How Our Kids Become Who They Are
My 15-year-old son, up until very recently, dreamt of pursuing a career developing video games, a dream no doubt created in part by the delusion that his job would consist mostly of playing video games and eating potato chips as opposed to laboring day in and day out over frustratingly buggy code. But far be it from me to trample on what appears to be a silly dream. I am, after all, a writer and, when I’m alone, an indy rock god with an acoustic guitar performing for small crowds of 300 or so because only a select few really, really understand me.
But the other day, in the same Italian restaurant where we always eat penne with pesto at a very stable table, me the father, he the son, relaxed and comfortable in all this steady self-sameness, he did that thing the world will often do when—in a blink—everything is revealed for what it always really is: constantly maybe not what it is on the way to being something else that it, too, might not be.
From nowhere (indeed, from where else?), he just up and says, “I’m pretty sure I’m going to UCLA to become a chemist.” And just like that, in a blink, the video game developer gave way to a chemist.
Anything could happen all the time.

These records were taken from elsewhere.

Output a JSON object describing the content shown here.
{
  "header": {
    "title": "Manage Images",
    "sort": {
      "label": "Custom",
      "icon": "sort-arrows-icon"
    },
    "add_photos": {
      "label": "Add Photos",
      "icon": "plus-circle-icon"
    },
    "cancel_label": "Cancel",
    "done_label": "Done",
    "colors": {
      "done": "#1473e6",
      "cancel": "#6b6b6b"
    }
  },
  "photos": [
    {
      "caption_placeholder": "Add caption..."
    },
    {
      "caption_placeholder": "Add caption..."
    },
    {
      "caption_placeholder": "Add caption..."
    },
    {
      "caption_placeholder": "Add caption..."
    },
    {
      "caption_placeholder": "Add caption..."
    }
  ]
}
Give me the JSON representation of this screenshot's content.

Like, right now! Or… now! Or… Right now too! You never know, do you? Blink. Someone stole your car. Blink. You lost your leg in a carnival accident. Blink. You’re dead. It’s really not conducive to the ongoing production of anxiety-free ordinary days to dwell overmuch on what might happen when you blink. I mean, any number of horrible things could go down. Blink. Check your wallet.
Oh sure, of course, it’s in the realm of possibility, too, that good things might happen in the blink of an eye, but such sudden—blink—change tends to evoke a sense of dread in this worry wart because it seems to me that stability itself is the good thing I’m crossing my fingers for from blink to blink to blink. Blink—still here. Blink—still here. Blink—is my car gone? My leg? What about my wallet? Still in my pocket? Nice! And so on.

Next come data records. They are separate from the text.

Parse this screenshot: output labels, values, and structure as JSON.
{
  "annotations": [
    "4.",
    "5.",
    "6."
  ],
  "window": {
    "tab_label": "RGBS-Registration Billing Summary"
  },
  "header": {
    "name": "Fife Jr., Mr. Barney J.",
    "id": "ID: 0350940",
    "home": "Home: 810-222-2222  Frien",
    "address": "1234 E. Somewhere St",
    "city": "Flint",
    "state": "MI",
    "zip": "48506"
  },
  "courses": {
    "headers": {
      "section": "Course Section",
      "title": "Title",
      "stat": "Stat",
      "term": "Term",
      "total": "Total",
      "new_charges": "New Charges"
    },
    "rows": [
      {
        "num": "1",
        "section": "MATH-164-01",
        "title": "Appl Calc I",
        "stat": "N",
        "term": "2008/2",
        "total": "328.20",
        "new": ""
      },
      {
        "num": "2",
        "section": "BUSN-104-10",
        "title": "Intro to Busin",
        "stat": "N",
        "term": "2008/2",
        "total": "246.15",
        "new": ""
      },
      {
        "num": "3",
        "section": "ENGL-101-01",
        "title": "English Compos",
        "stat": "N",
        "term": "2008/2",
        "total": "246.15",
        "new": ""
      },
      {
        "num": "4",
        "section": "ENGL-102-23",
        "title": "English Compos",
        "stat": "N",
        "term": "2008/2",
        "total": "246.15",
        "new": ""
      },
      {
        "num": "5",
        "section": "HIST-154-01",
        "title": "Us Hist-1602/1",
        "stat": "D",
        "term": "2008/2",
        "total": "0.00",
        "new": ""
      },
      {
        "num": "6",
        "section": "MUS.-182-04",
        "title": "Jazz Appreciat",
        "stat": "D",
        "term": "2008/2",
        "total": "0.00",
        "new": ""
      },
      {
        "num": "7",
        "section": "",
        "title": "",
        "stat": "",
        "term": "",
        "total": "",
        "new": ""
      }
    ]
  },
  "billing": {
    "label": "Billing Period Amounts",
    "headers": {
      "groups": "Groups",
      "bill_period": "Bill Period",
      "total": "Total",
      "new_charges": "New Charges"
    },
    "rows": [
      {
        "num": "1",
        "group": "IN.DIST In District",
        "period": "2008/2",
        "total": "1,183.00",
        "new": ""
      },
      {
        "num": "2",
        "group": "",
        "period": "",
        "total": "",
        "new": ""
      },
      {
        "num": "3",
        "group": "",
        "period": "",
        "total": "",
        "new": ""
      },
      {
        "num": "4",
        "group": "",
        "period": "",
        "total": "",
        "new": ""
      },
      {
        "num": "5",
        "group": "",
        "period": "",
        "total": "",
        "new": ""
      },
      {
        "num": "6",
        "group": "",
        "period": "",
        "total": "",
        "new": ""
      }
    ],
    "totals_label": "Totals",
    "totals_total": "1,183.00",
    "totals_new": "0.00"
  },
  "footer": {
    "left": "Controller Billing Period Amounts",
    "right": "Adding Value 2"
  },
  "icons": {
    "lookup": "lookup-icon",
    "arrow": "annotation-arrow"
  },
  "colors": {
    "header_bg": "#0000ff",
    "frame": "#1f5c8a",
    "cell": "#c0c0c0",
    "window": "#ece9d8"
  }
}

How interesting it is to think that—in spite of this craving for stability and fear of sudden death—a big long history of silver tongued mystics and goofy quantum physicists generally agree that the world possesses absolutely no substance, no abiding this-this-this that remains that-that-that. As Brahma creates the world—blink—Shiva destroys it—blink—and on and on and on, and Hakuun Yasutani once preached that our bodies undergo a sophisticated process of creative emergence and destruction 6,400,099,980 times a day! And what’s the deal with quantum physics and the notion of substance as a kind of dense energy that tends to repeatedly explode in patterns that vibrate on the same frequency for awhile until they don’t? It’s like a thing—or you and me—are puddles of water that constantly freeze and melt in all kinds of ways until everything evaporates. Or maybe not. It’s no easy task to articulate adequate metaphors that serve to illuminate the weirdness of all this unstable thingliness.

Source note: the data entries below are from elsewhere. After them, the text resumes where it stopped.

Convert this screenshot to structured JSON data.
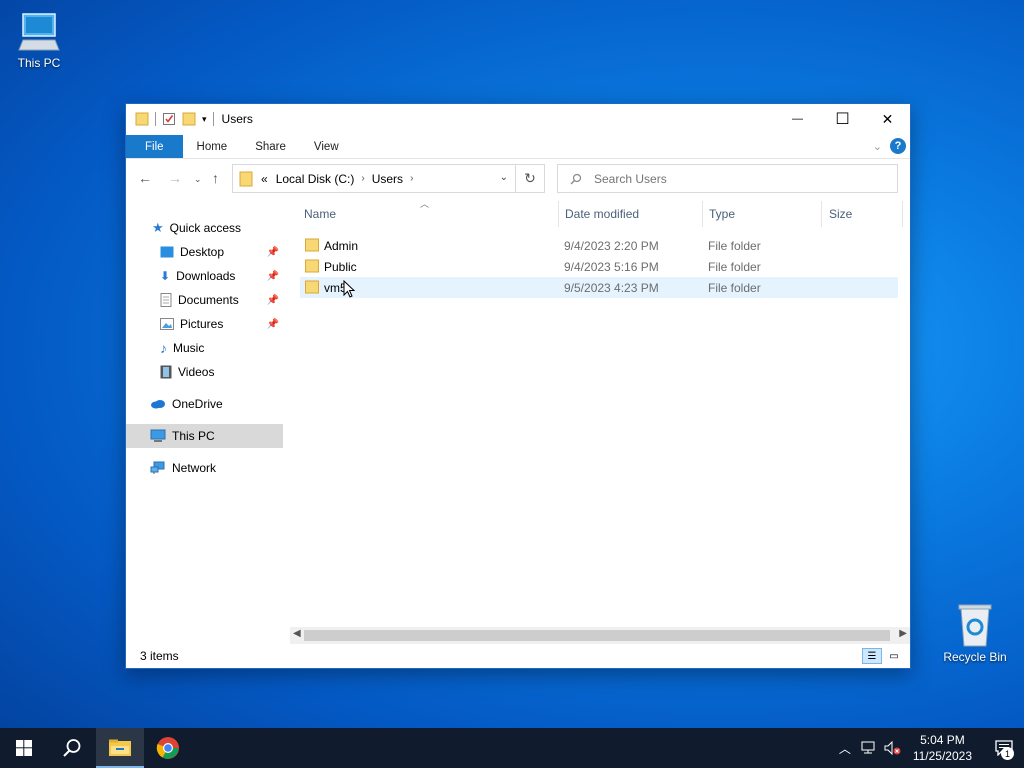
{
  "desktop": {
    "icons": [
      {
        "label": "This PC"
      },
      {
        "label": "Recycle Bin"
      }
    ]
  },
  "window": {
    "title": "Users",
    "controls": {
      "minimize": "—",
      "maximize": "☐",
      "close": "✕"
    },
    "ribbon_tabs": [
      "File",
      "Home",
      "Share",
      "View"
    ],
    "address": {
      "overflow": "«",
      "crumbs": [
        "Local Disk (C:)",
        "Users"
      ]
    },
    "search": {
      "placeholder": "Search Users"
    },
    "nav": {
      "quick_access": "Quick access",
      "items": [
        {
          "label": "Desktop",
          "pinned": true
        },
        {
          "label": "Downloads",
          "pinned": true
        },
        {
          "label": "Documents",
          "pinned": true
        },
        {
          "label": "Pictures",
          "pinned": true
        },
        {
          "label": "Music",
          "pinned": false
        },
        {
          "label": "Videos",
          "pinned": false
        }
      ],
      "onedrive": "OneDrive",
      "this_pc": "This PC",
      "network": "Network"
    },
    "columns": [
      "Name",
      "Date modified",
      "Type",
      "Size"
    ],
    "files": [
      {
        "name": "Admin",
        "date": "9/4/2023 2:20 PM",
        "type": "File folder",
        "size": ""
      },
      {
        "name": "Public",
        "date": "9/4/2023 5:16 PM",
        "type": "File folder",
        "size": ""
      },
      {
        "name": "vm5",
        "date": "9/5/2023 4:23 PM",
        "type": "File folder",
        "size": "",
        "hovered": true
      }
    ],
    "status": "3 items"
  },
  "taskbar": {
    "clock_time": "5:04 PM",
    "clock_date": "11/25/2023",
    "notification_count": "1"
  },
  "colors": {
    "accent": "#1979ca",
    "folder": "#f8d775",
    "taskbar": "#101b2e"
  }
}
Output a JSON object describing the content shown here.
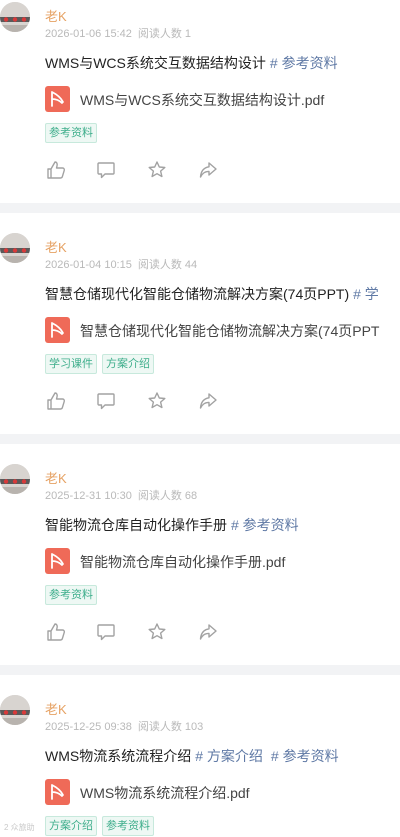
{
  "posts": [
    {
      "author": "老K",
      "date": "2026-01-06 15:42",
      "reads": "阅读人数 1",
      "title": "WMS与WCS系统交互数据结构设计",
      "tags": [
        "# 参考资料"
      ],
      "file": "WMS与WCS系统交互数据结构设计.pdf",
      "labels": [
        "参考资料"
      ]
    },
    {
      "author": "老K",
      "date": "2026-01-04 10:15",
      "reads": "阅读人数 44",
      "title": "智慧仓储现代化智能仓储物流解决方案(74页PPT)",
      "tags": [
        "# 学"
      ],
      "file": "智慧仓储现代化智能仓储物流解决方案(74页PPT",
      "labels": [
        "学习课件",
        "方案介绍"
      ]
    },
    {
      "author": "老K",
      "date": "2025-12-31 10:30",
      "reads": "阅读人数 68",
      "title": "智能物流仓库自动化操作手册",
      "tags": [
        "# 参考资料"
      ],
      "file": "智能物流仓库自动化操作手册.pdf",
      "labels": [
        "参考资料"
      ]
    },
    {
      "author": "老K",
      "date": "2025-12-25 09:38",
      "reads": "阅读人数 103",
      "title": "WMS物流系统流程介绍",
      "tags": [
        "# 方案介绍",
        "# 参考资料"
      ],
      "file": "WMS物流系统流程介绍.pdf",
      "labels": [
        "方案介绍",
        "参考资料"
      ]
    }
  ],
  "icons": {
    "avatar": "avatar-icon",
    "file": "pdf-icon",
    "like": "thumbs-up-icon",
    "comment": "comment-icon",
    "favorite": "star-icon",
    "share": "share-icon"
  },
  "colors": {
    "author": "#e6a264",
    "tag": "#5f79a5",
    "label_text": "#3fae8c",
    "pdf_icon": "#ef6a58",
    "separator": "#f2f3f5"
  },
  "watermark": "2 众旅助"
}
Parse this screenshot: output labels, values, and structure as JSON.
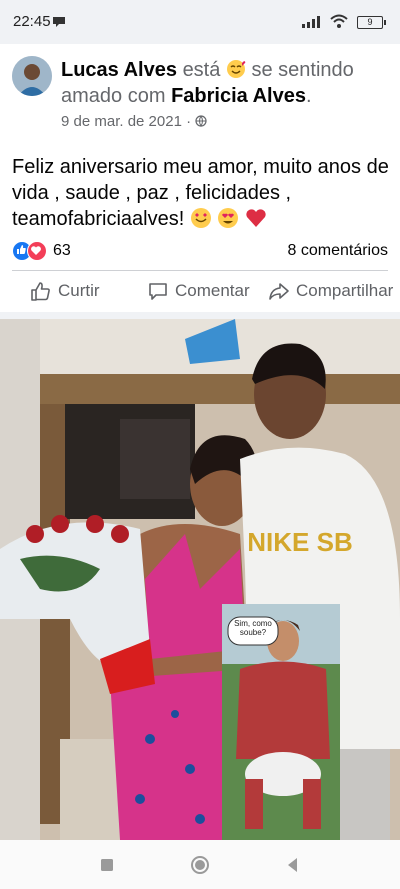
{
  "status_bar": {
    "time": "22:45",
    "battery": "9"
  },
  "post": {
    "author": "Lucas Alves",
    "verb_is": "está",
    "feeling": "se sentindo amado com",
    "tagged": "Fabricia Alves",
    "period": ".",
    "date": "9 de mar. de 2021",
    "privacy_separator": "·",
    "text": "Feliz aniversario meu amor, muito anos de vida , saude , paz , felicidades , teamofabriciaalves!",
    "reaction_count": "63",
    "comments": "8 comentários"
  },
  "actions": {
    "like": "Curtir",
    "comment": "Comentar",
    "share": "Compartilhar"
  },
  "photo": {
    "shirt_text": "NIKE SB",
    "sticker_bubble": "Sim, como soube?"
  },
  "colors": {
    "facebook_blue": "#1877f2",
    "love_red": "#f33e58",
    "secondary_text": "#65676b"
  },
  "icons": [
    "notification-icon",
    "signal-icon",
    "wifi-icon",
    "battery-icon",
    "globe-icon",
    "like-icon",
    "comment-icon",
    "share-icon",
    "nav-recent-icon",
    "nav-home-icon",
    "nav-back-icon"
  ]
}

Now, with the backing of such esoteric authority, the basic terrifying fact of our (not) lives takes on a whole new aura of magic, wonder, and possibility. We are not the reified entities we tend to represent to ourselves as the solidified what of who we think we are and, at the end of the day, or on the other side of this moment, we could maybe possibly might be anything. Sometimes I’ll just stare at something—a pitcher of water, a tree, a bus, whatever—and wonder how in the world it can possibly just sit there, remaining what it is as opposed to just vanishing into nothing or morphing into a bowl of fruit or a green mamba or whatever thing an anything might be.
“I’m pretty sure I’m going to UCLA to become a chemist,” he said and—blinking again—I saw the future erupt around him as if it was merely the words themselves that made things so: glass beakers, Bunsen burners, a white lab coat. And me in reverie about mystics, physics, and the enduring substance of tables and pasta from blink to blink and the mysterious who of who we are and are and are some more.